Ce 1er juillet 1848.

Chère Madame, j’ai vu hier chez ma tante le petit mot que vous avez bien voulu adresser à M. Ampère et c’est dans les circonstances présentes une joie vive que d’entendre parler de ses amis.

Ma tante va assez bien ; elle a traversé ces affreuses journées avec tout le courage qu’on pouvait attendre d’elle. Nous avons été séparés trois jours entiers d’elle, sans lettres, ni communications. C’était une horrible angoisse.

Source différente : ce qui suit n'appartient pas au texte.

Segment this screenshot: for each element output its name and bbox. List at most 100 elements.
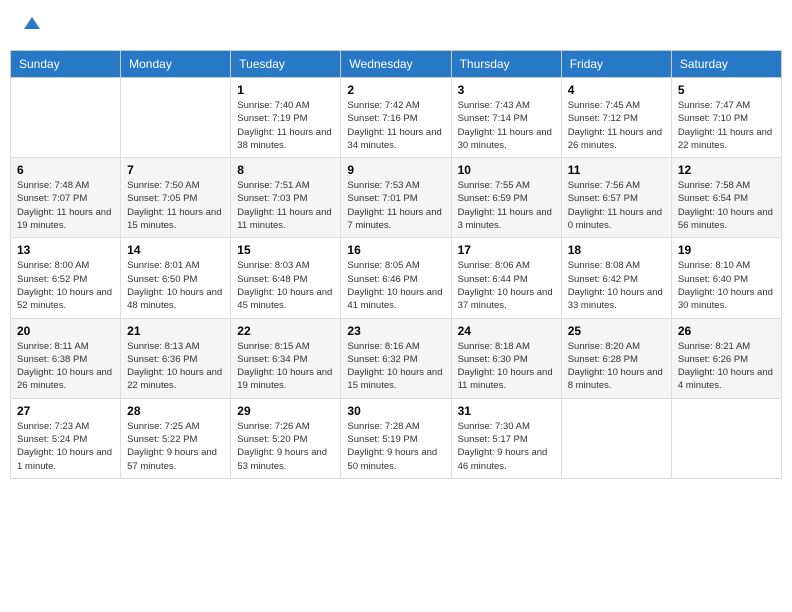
- calendar-week-row: 6 Sunrise: 7:48 AMSunset: 7:07 PMDaylight…: [11, 158, 782, 238]
- day-info: Sunrise: 7:50 AMSunset: 7:05 PMDaylight:…: [127, 179, 224, 232]
- calendar-cell: [671, 398, 781, 478]
- day-info: Sunrise: 7:47 AMSunset: 7:10 PMDaylight:…: [678, 99, 775, 152]
- day-of-week-header: Sunday: [11, 51, 121, 78]
- day-info: Sunrise: 7:43 AMSunset: 7:14 PMDaylight:…: [458, 99, 555, 152]
- day-number: 10: [458, 163, 555, 177]
- day-info: Sunrise: 8:21 AMSunset: 6:26 PMDaylight:…: [678, 340, 775, 393]
- calendar-cell: 11 Sunrise: 7:56 AMSunset: 6:57 PMDayligh…: [561, 158, 671, 238]
- calendar-cell: 24 Sunrise: 8:18 AMSunset: 6:30 PMDayligh…: [451, 318, 561, 398]
- day-info: Sunrise: 8:01 AMSunset: 6:50 PMDaylight:…: [127, 259, 224, 312]
- day-info: Sunrise: 8:11 AMSunset: 6:38 PMDaylight:…: [17, 340, 114, 393]
- day-number: 30: [347, 404, 444, 418]
- calendar-cell: 8 Sunrise: 7:51 AMSunset: 7:03 PMDaylight…: [231, 158, 341, 238]
- day-of-week-header: Tuesday: [231, 51, 341, 78]
- day-of-week-header: Friday: [561, 51, 671, 78]
- page-header: [10, 10, 782, 40]
- calendar-cell: 18 Sunrise: 8:08 AMSunset: 6:42 PMDayligh…: [561, 238, 671, 318]
- day-number: 19: [678, 243, 775, 257]
- day-info: Sunrise: 8:13 AMSunset: 6:36 PMDaylight:…: [127, 340, 224, 393]
- day-info: Sunrise: 8:16 AMSunset: 6:32 PMDaylight:…: [347, 340, 444, 393]
- day-number: 7: [127, 163, 224, 177]
- calendar-cell: [11, 78, 121, 158]
- day-info: Sunrise: 7:40 AMSunset: 7:19 PMDaylight:…: [237, 99, 334, 152]
- day-number: 1: [237, 83, 334, 97]
- day-of-week-header: Saturday: [671, 51, 781, 78]
- day-of-week-header: Wednesday: [341, 51, 451, 78]
- calendar-cell: 31 Sunrise: 7:30 AMSunset: 5:17 PMDayligh…: [451, 398, 561, 478]
- calendar-header-row: SundayMondayTuesdayWednesdayThursdayFrid…: [11, 51, 782, 78]
- calendar-cell: 29 Sunrise: 7:26 AMSunset: 5:20 PMDayligh…: [231, 398, 341, 478]
- day-number: 2: [347, 83, 444, 97]
- calendar-cell: 30 Sunrise: 7:28 AMSunset: 5:19 PMDayligh…: [341, 398, 451, 478]
- day-number: 21: [127, 324, 224, 338]
- calendar-cell: 26 Sunrise: 8:21 AMSunset: 6:26 PMDayligh…: [671, 318, 781, 398]
- logo: [20, 15, 44, 35]
- calendar-cell: 6 Sunrise: 7:48 AMSunset: 7:07 PMDaylight…: [11, 158, 121, 238]
- day-info: Sunrise: 8:06 AMSunset: 6:44 PMDaylight:…: [458, 259, 555, 312]
- calendar-cell: 2Sunrise: 7:42 AMSunset: 7:16 PMDaylight…: [341, 78, 451, 158]
- calendar-cell: 9 Sunrise: 7:53 AMSunset: 7:01 PMDaylight…: [341, 158, 451, 238]
- calendar-cell: 16 Sunrise: 8:05 AMSunset: 6:46 PMDayligh…: [341, 238, 451, 318]
- day-number: 23: [347, 324, 444, 338]
- day-number: 27: [17, 404, 114, 418]
- day-number: 26: [678, 324, 775, 338]
- day-number: 20: [17, 324, 114, 338]
- calendar-week-row: 27 Sunrise: 7:23 AMSunset: 5:24 PMDayligh…: [11, 398, 782, 478]
- calendar-cell: 12 Sunrise: 7:58 AMSunset: 6:54 PMDayligh…: [671, 158, 781, 238]
- day-number: 6: [17, 163, 114, 177]
- calendar-cell: 28 Sunrise: 7:25 AMSunset: 5:22 PMDayligh…: [121, 398, 231, 478]
- day-info: Sunrise: 7:56 AMSunset: 6:57 PMDaylight:…: [568, 179, 665, 232]
- day-number: 16: [347, 243, 444, 257]
- day-info: Sunrise: 7:28 AMSunset: 5:19 PMDaylight:…: [347, 420, 444, 473]
- calendar-cell: [561, 398, 671, 478]
- day-info: Sunrise: 8:15 AMSunset: 6:34 PMDaylight:…: [237, 340, 334, 393]
- day-number: 28: [127, 404, 224, 418]
- day-info: Sunrise: 7:51 AMSunset: 7:03 PMDaylight:…: [237, 179, 334, 232]
- day-of-week-header: Thursday: [451, 51, 561, 78]
- day-info: Sunrise: 7:58 AMSunset: 6:54 PMDaylight:…: [678, 179, 775, 232]
- day-number: 8: [237, 163, 334, 177]
- day-number: 9: [347, 163, 444, 177]
- calendar-cell: 1 Sunrise: 7:40 AMSunset: 7:19 PMDaylight…: [231, 78, 341, 158]
- calendar-cell: 20 Sunrise: 8:11 AMSunset: 6:38 PMDayligh…: [11, 318, 121, 398]
- day-of-week-header: Monday: [121, 51, 231, 78]
- day-info: Sunrise: 7:23 AMSunset: 5:24 PMDaylight:…: [17, 420, 114, 473]
- day-number: 5: [678, 83, 775, 97]
- day-info: Sunrise: 7:53 AMSunset: 7:01 PMDaylight:…: [347, 179, 444, 232]
- day-info: Sunrise: 7:48 AMSunset: 7:07 PMDaylight:…: [17, 179, 114, 232]
- day-number: 25: [568, 324, 665, 338]
- calendar-cell: [121, 78, 231, 158]
- day-info: Sunrise: 8:20 AMSunset: 6:28 PMDaylight:…: [568, 340, 665, 393]
- calendar-cell: 13Sunrise: 8:00 AMSunset: 6:52 PMDayligh…: [11, 238, 121, 318]
- day-info: Sunrise: 8:03 AMSunset: 6:48 PMDaylight:…: [237, 259, 334, 312]
- calendar-cell: 10Sunrise: 7:55 AMSunset: 6:59 PMDayligh…: [451, 158, 561, 238]
- day-number: 11: [568, 163, 665, 177]
- calendar-cell: 7 Sunrise: 7:50 AMSunset: 7:05 PMDaylight…: [121, 158, 231, 238]
- calendar-cell: 3 Sunrise: 7:43 AMSunset: 7:14 PMDaylight…: [451, 78, 561, 158]
- calendar-cell: 17 Sunrise: 8:06 AMSunset: 6:44 PMDayligh…: [451, 238, 561, 318]
- day-number: 17: [458, 243, 555, 257]
- day-number: 31: [458, 404, 555, 418]
- day-info: Sunrise: 7:25 AMSunset: 5:22 PMDaylight:…: [127, 420, 224, 473]
- day-info: Sunrise: 8:00 AMSunset: 6:52 PMDaylight:…: [17, 259, 114, 312]
- calendar-cell: 25 Sunrise: 8:20 AMSunset: 6:28 PMDayligh…: [561, 318, 671, 398]
- calendar-cell: 5 Sunrise: 7:47 AMSunset: 7:10 PMDaylight…: [671, 78, 781, 158]
- calendar-cell: 15 Sunrise: 8:03 AMSunset: 6:48 PMDayligh…: [231, 238, 341, 318]
- day-info: Sunrise: 8:05 AMSunset: 6:46 PMDaylight:…: [347, 259, 444, 312]
- day-number: 29: [237, 404, 334, 418]
- calendar-week-row: 13Sunrise: 8:00 AMSunset: 6:52 PMDayligh…: [11, 238, 782, 318]
- day-number: 3: [458, 83, 555, 97]
- calendar-cell: 22 Sunrise: 8:15 AMSunset: 6:34 PMDayligh…: [231, 318, 341, 398]
- day-number: 24: [458, 324, 555, 338]
- day-info: Sunrise: 8:08 AMSunset: 6:42 PMDaylight:…: [568, 259, 665, 312]
- day-number: 22: [237, 324, 334, 338]
- day-number: 4: [568, 83, 665, 97]
- day-number: 12: [678, 163, 775, 177]
- day-info: Sunrise: 7:30 AMSunset: 5:17 PMDaylight:…: [458, 420, 555, 473]
- day-info: Sunrise: 8:18 AMSunset: 6:30 PMDaylight:…: [458, 340, 555, 393]
- day-info: Sunrise: 7:26 AMSunset: 5:20 PMDaylight:…: [237, 420, 334, 473]
- calendar-week-row: 20 Sunrise: 8:11 AMSunset: 6:38 PMDayligh…: [11, 318, 782, 398]
- day-number: 18: [568, 243, 665, 257]
- day-number: 14: [127, 243, 224, 257]
- day-number: 15: [237, 243, 334, 257]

Hélas, et qu’est-ce qui n’était pas angoisse dans ces terribles moments ! pendant cinq jours et cinq nuits, je ne voyais qu’à de rares intervalles mon mari dont la légion et le bataillon ont tant souffert, et je craignais à toute heure de le voir revenir blessé ; ils ont perdu 8 hommes et comptent 80 blessés. Pour lui, le ciel l’a protégé.

Aynard de La Tour du Pin a été blessé d’une balle et même depuis l’extraction souffre toujours beaucoup. M. Beaudon souffre peu, mais sa belle-mère a dit à ma tante qu’avant plusieurs jours encore on ne serait pas certain d’éviter l’amputation.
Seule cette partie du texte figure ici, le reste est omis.